The kits include four cotton liners and four cotton pads (lined with a polyurethane moisture barrier) sewn together in celebratory colors and patterns, along with soap, a wash cloth, two plastic bags (for storing soiled pads) and a pair of underwear, all packed into a handmade cotton totebag. The kits are carefully designed, using patterns from the Days for Girls website with feedback from initial users and are made to last three years.

“Quality control is really important — because these kits are also a message that’s meant to promote dignity and self esteem,” Powell said. “These should be celebration packets.”

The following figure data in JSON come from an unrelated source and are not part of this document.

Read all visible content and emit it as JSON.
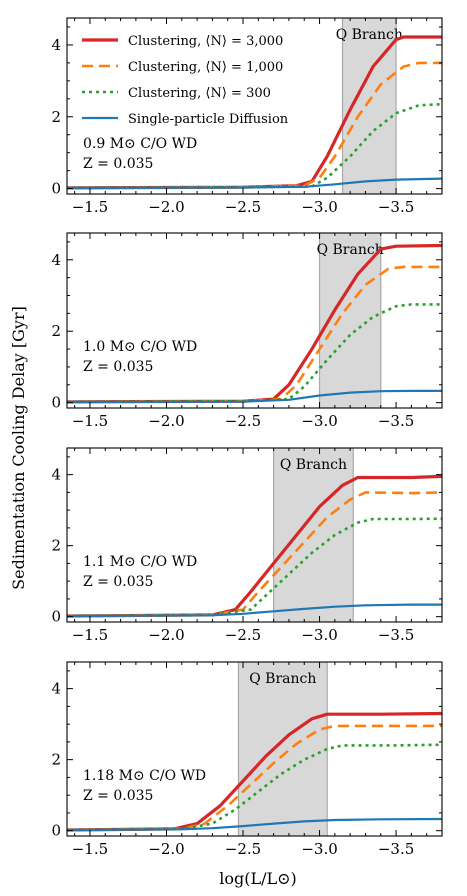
{
  "figure": {
    "ylabel": "Sedimentation Cooling Delay [Gyr]",
    "xlabel": "log(L/L⊙)"
  },
  "legend": {
    "placement": "top-left (first panel)",
    "entries": [
      {
        "label": "Clustering, ⟨N⟩ = 3,000",
        "color": "#d62728",
        "style": "solid"
      },
      {
        "label": "Clustering, ⟨N⟩ = 1,000",
        "color": "#ff7f0e",
        "style": "dashed"
      },
      {
        "label": "Clustering, ⟨N⟩ = 300",
        "color": "#2ca02c",
        "style": "dotted"
      },
      {
        "label": "Single-particle Diffusion",
        "color": "#1f77b4",
        "style": "solid"
      }
    ]
  },
  "chart_data": [
    {
      "type": "line",
      "panel_label": "0.9 M⊙ C/O WD",
      "metallicity": "Z = 0.035",
      "band_label": "Q Branch",
      "band": [
        -3.15,
        -3.5
      ],
      "xlim": [
        -1.35,
        -3.8
      ],
      "ylim": [
        -0.15,
        4.75
      ],
      "xticks": [
        -1.5,
        -2.0,
        -2.5,
        -3.0,
        -3.5
      ],
      "yticks": [
        0,
        2,
        4
      ],
      "series": [
        {
          "name": "Clustering, ⟨N⟩ = 3,000",
          "x": [
            -1.35,
            -2.5,
            -2.85,
            -2.95,
            -3.05,
            -3.2,
            -3.35,
            -3.5,
            -3.55,
            -3.8
          ],
          "y": [
            0.02,
            0.04,
            0.08,
            0.2,
            0.9,
            2.2,
            3.4,
            4.15,
            4.22,
            4.22
          ]
        },
        {
          "name": "Clustering, ⟨N⟩ = 1,000",
          "x": [
            -1.35,
            -2.5,
            -2.9,
            -3.0,
            -3.1,
            -3.25,
            -3.4,
            -3.55,
            -3.65,
            -3.8
          ],
          "y": [
            0.02,
            0.04,
            0.08,
            0.3,
            0.9,
            2.0,
            2.9,
            3.4,
            3.5,
            3.5
          ]
        },
        {
          "name": "Clustering, ⟨N⟩ = 300",
          "x": [
            -1.35,
            -2.5,
            -2.95,
            -3.05,
            -3.2,
            -3.35,
            -3.5,
            -3.65,
            -3.8
          ],
          "y": [
            0.02,
            0.04,
            0.06,
            0.3,
            0.9,
            1.6,
            2.1,
            2.32,
            2.35
          ]
        },
        {
          "name": "Single-particle Diffusion",
          "x": [
            -1.35,
            -2.5,
            -2.9,
            -3.1,
            -3.3,
            -3.5,
            -3.8
          ],
          "y": [
            0.02,
            0.03,
            0.05,
            0.12,
            0.2,
            0.25,
            0.28
          ]
        }
      ]
    },
    {
      "type": "line",
      "panel_label": "1.0 M⊙ C/O WD",
      "metallicity": "Z = 0.035",
      "band_label": "Q Branch",
      "band": [
        -3.0,
        -3.4
      ],
      "xlim": [
        -1.35,
        -3.8
      ],
      "ylim": [
        -0.15,
        4.75
      ],
      "xticks": [
        -1.5,
        -2.0,
        -2.5,
        -3.0,
        -3.5
      ],
      "yticks": [
        0,
        2,
        4
      ],
      "series": [
        {
          "name": "Clustering, ⟨N⟩ = 3,000",
          "x": [
            -1.35,
            -2.5,
            -2.7,
            -2.8,
            -2.95,
            -3.1,
            -3.25,
            -3.4,
            -3.5,
            -3.8
          ],
          "y": [
            0.02,
            0.04,
            0.1,
            0.5,
            1.5,
            2.6,
            3.6,
            4.3,
            4.38,
            4.4
          ]
        },
        {
          "name": "Clustering, ⟨N⟩ = 1,000",
          "x": [
            -1.35,
            -2.5,
            -2.75,
            -2.85,
            -3.0,
            -3.15,
            -3.3,
            -3.45,
            -3.55,
            -3.8
          ],
          "y": [
            0.02,
            0.04,
            0.1,
            0.5,
            1.5,
            2.5,
            3.3,
            3.75,
            3.8,
            3.8
          ]
        },
        {
          "name": "Clustering, ⟨N⟩ = 300",
          "x": [
            -1.35,
            -2.5,
            -2.8,
            -2.9,
            -3.05,
            -3.2,
            -3.35,
            -3.5,
            -3.6,
            -3.8
          ],
          "y": [
            0.02,
            0.04,
            0.1,
            0.45,
            1.2,
            1.9,
            2.4,
            2.7,
            2.75,
            2.75
          ]
        },
        {
          "name": "Single-particle Diffusion",
          "x": [
            -1.35,
            -2.5,
            -2.8,
            -3.0,
            -3.2,
            -3.4,
            -3.6,
            -3.8
          ],
          "y": [
            0.02,
            0.03,
            0.08,
            0.2,
            0.28,
            0.32,
            0.33,
            0.33
          ]
        }
      ]
    },
    {
      "type": "line",
      "panel_label": "1.1 M⊙ C/O WD",
      "metallicity": "Z = 0.035",
      "band_label": "Q Branch",
      "band": [
        -2.7,
        -3.22
      ],
      "xlim": [
        -1.35,
        -3.8
      ],
      "ylim": [
        -0.15,
        4.75
      ],
      "xticks": [
        -1.5,
        -2.0,
        -2.5,
        -3.0,
        -3.5
      ],
      "yticks": [
        0,
        2,
        4
      ],
      "series": [
        {
          "name": "Clustering, ⟨N⟩ = 3,000",
          "x": [
            -1.35,
            -2.3,
            -2.45,
            -2.55,
            -2.7,
            -2.85,
            -3.0,
            -3.15,
            -3.25,
            -3.6,
            -3.8
          ],
          "y": [
            0.02,
            0.05,
            0.2,
            0.7,
            1.5,
            2.3,
            3.1,
            3.7,
            3.92,
            3.92,
            3.95
          ]
        },
        {
          "name": "Clustering, ⟨N⟩ = 1,000",
          "x": [
            -1.35,
            -2.3,
            -2.5,
            -2.6,
            -2.75,
            -2.9,
            -3.05,
            -3.2,
            -3.3,
            -3.6,
            -3.8
          ],
          "y": [
            0.02,
            0.05,
            0.2,
            0.7,
            1.4,
            2.1,
            2.8,
            3.3,
            3.5,
            3.48,
            3.5
          ]
        },
        {
          "name": "Clustering, ⟨N⟩ = 300",
          "x": [
            -1.35,
            -2.3,
            -2.55,
            -2.65,
            -2.8,
            -2.95,
            -3.1,
            -3.25,
            -3.35,
            -3.6,
            -3.8
          ],
          "y": [
            0.02,
            0.05,
            0.2,
            0.6,
            1.2,
            1.8,
            2.3,
            2.65,
            2.75,
            2.75,
            2.76
          ]
        },
        {
          "name": "Single-particle Diffusion",
          "x": [
            -1.35,
            -2.3,
            -2.5,
            -2.7,
            -2.9,
            -3.1,
            -3.3,
            -3.6,
            -3.8
          ],
          "y": [
            0.02,
            0.04,
            0.08,
            0.15,
            0.22,
            0.28,
            0.32,
            0.34,
            0.34
          ]
        }
      ]
    },
    {
      "type": "line",
      "panel_label": "1.18 M⊙ C/O WD",
      "metallicity": "Z = 0.035",
      "band_label": "Q Branch",
      "band": [
        -2.47,
        -3.05
      ],
      "xlim": [
        -1.35,
        -3.8
      ],
      "ylim": [
        -0.15,
        4.75
      ],
      "xticks": [
        -1.5,
        -2.0,
        -2.5,
        -3.0,
        -3.5
      ],
      "yticks": [
        0,
        2,
        4
      ],
      "series": [
        {
          "name": "Clustering, ⟨N⟩ = 3,000",
          "x": [
            -1.35,
            -2.05,
            -2.2,
            -2.35,
            -2.5,
            -2.65,
            -2.8,
            -2.95,
            -3.05,
            -3.4,
            -3.8
          ],
          "y": [
            0.02,
            0.05,
            0.2,
            0.7,
            1.4,
            2.1,
            2.7,
            3.15,
            3.28,
            3.28,
            3.3
          ]
        },
        {
          "name": "Clustering, ⟨N⟩ = 1,000",
          "x": [
            -1.35,
            -2.1,
            -2.25,
            -2.4,
            -2.55,
            -2.7,
            -2.85,
            -3.0,
            -3.1,
            -3.4,
            -3.8
          ],
          "y": [
            0.02,
            0.05,
            0.2,
            0.7,
            1.3,
            1.9,
            2.45,
            2.85,
            2.95,
            2.95,
            2.95
          ]
        },
        {
          "name": "Clustering, ⟨N⟩ = 300",
          "x": [
            -1.35,
            -2.1,
            -2.3,
            -2.45,
            -2.6,
            -2.75,
            -2.9,
            -3.05,
            -3.15,
            -3.5,
            -3.8
          ],
          "y": [
            0.02,
            0.05,
            0.2,
            0.6,
            1.1,
            1.6,
            2.0,
            2.3,
            2.4,
            2.4,
            2.42
          ]
        },
        {
          "name": "Single-particle Diffusion",
          "x": [
            -1.35,
            -2.1,
            -2.3,
            -2.5,
            -2.7,
            -2.9,
            -3.1,
            -3.4,
            -3.8
          ],
          "y": [
            0.02,
            0.04,
            0.07,
            0.13,
            0.2,
            0.26,
            0.3,
            0.32,
            0.33
          ]
        }
      ]
    }
  ]
}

The half dozen members of Days for Girls Yellow Springs has met regularly — sometimes at the Antioch School where Powell teaches the Older Group — since July to make the first batch of kits. And this month, local resident Ashley Lackovich-Van Gorp will take the batch of 20 completed kits to Addis Ababa to share with the adolescent girls she is helping to put through school in the capital city of Ethiopia. A mutual friend introduced Powell to Lackovich-Van Gorp, who recently finished her Ph.D. with Antioch University’s Leadership and Change program and started Enhance Worldwide, a nonprofit group that supports orphaned girls in Ethiopia.

According to the Enhance website, throughout Ethiopia, child marriage, female genital mutilation, trafficking for both labor and sex, violence against women and poverty “create an environment where the transition from the world of a girl to the world of a woman is a perilous journey.” The disproportionate threat to the female population, especially girls without a social network, is the reason Enhance is now sending 20 orphaned girls to school in Addis Ababa, and organizers hope to continue to support more. For Lackovich-Van Gorp, who worked for aid organizations in Addis Ababa for five years, the support for girls is essential to stopping the poverty cycle, and the Days for Girls kits will help these girls to not only stay in school but educate others about the value of women and their need for respect.

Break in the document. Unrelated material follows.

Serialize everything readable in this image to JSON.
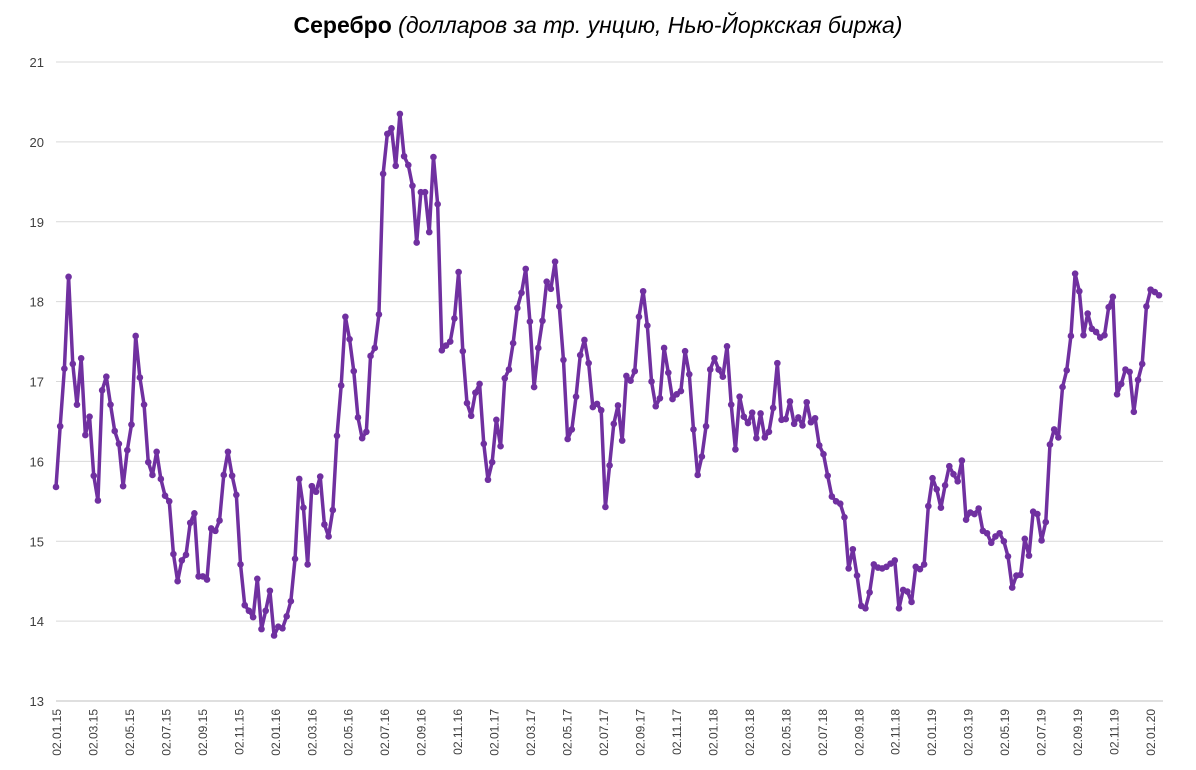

“This is a need that intersects with everything — when girls drop out of school during menstruation, they get behind their peers [missing up to two months of school per year], tend to drop out and either get locked into early marriage or become the victims of trafficking,” she said.

If Enhance can use the kits and their own donor support to empower these 20 girls, the group will have started a cycle in which more and more females are able to lift each other out of poverty and into lives of employment and independence.

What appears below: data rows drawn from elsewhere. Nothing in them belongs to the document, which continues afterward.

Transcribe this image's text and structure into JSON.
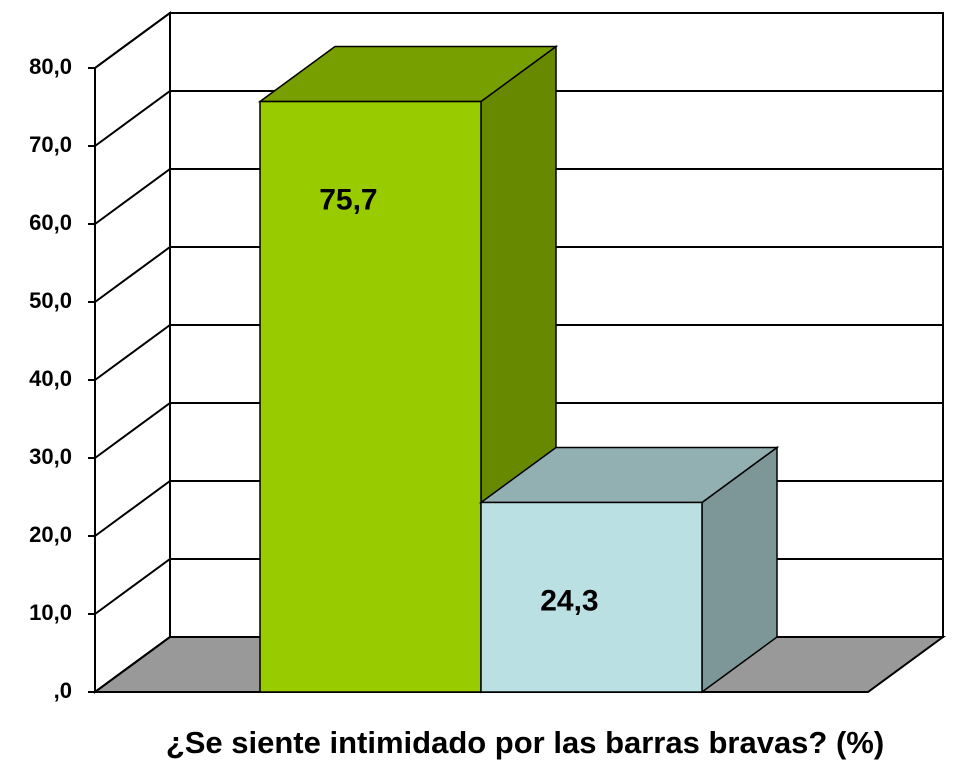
{
  "chart_data": {
    "type": "bar3d",
    "title": "¿Se siente intimidado por las barras bravas? (%)",
    "categories": [
      null,
      null
    ],
    "values": [
      75.7,
      24.3
    ],
    "value_labels": [
      "75,7",
      "24,3"
    ],
    "colors": [
      "#99cc00",
      "#bbe0e3"
    ],
    "ylim": [
      0,
      80
    ],
    "yticks": [
      {
        "value": 0,
        "label": ",0"
      },
      {
        "value": 10,
        "label": "10,0"
      },
      {
        "value": 20,
        "label": "20,0"
      },
      {
        "value": 30,
        "label": "30,0"
      },
      {
        "value": 40,
        "label": "40,0"
      },
      {
        "value": 50,
        "label": "50,0"
      },
      {
        "value": 60,
        "label": "60,0"
      },
      {
        "value": 70,
        "label": "70,0"
      },
      {
        "value": 80,
        "label": "80,0"
      }
    ],
    "grid": true
  }
}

“Ten years from now, here is a group of women born into a situation but got out and hopefully are able to help others out,” Lackovich-Van Gorp said.

A statement by one woman from Zimbabwe, whose testimony appears on the Days for Girls website, is evidence that the upward cycle can work. After receiving help from Days for Girls, she now helps to administer the program in her community.

“I am among thousands of girls in Zimbabwe who suffered during high school days. I used to hate my period … It meant l had to choose between humiliation of managing a period with no resources at school or stay at home. Most of the time I would end up using newspaper which used to give me rashes. I was very scared of messing my uniform ‘cause it had happened to me and to others and the boys in our class laughed at us. We would stop going for awhile. It seriously interrupted our learning. This project is my passion.”

With the most recent shipment of kits, Powell is taking a break from sewing for the month. But she intends to keep sewing for Days for Girls Yellow Springs, and invites anyone with either skills or interest to join the effort to make the next batch of kits for girls in some part of the world where there might be a need. Participation is also possible through donation of colorful 100 percent cotton fabrics, soap, washcloths or funds to purchase such materials. Prospective participants can check the Facebook page Days for Girls Yellow Springs for future meeting information.

Though she will sew alone, the last group of kits would not have gotten done in time without the “excellent team” of women who encouraged each other and made it fun.

“Really, when it’s a community effort, everyone’s part is important,” Powell said.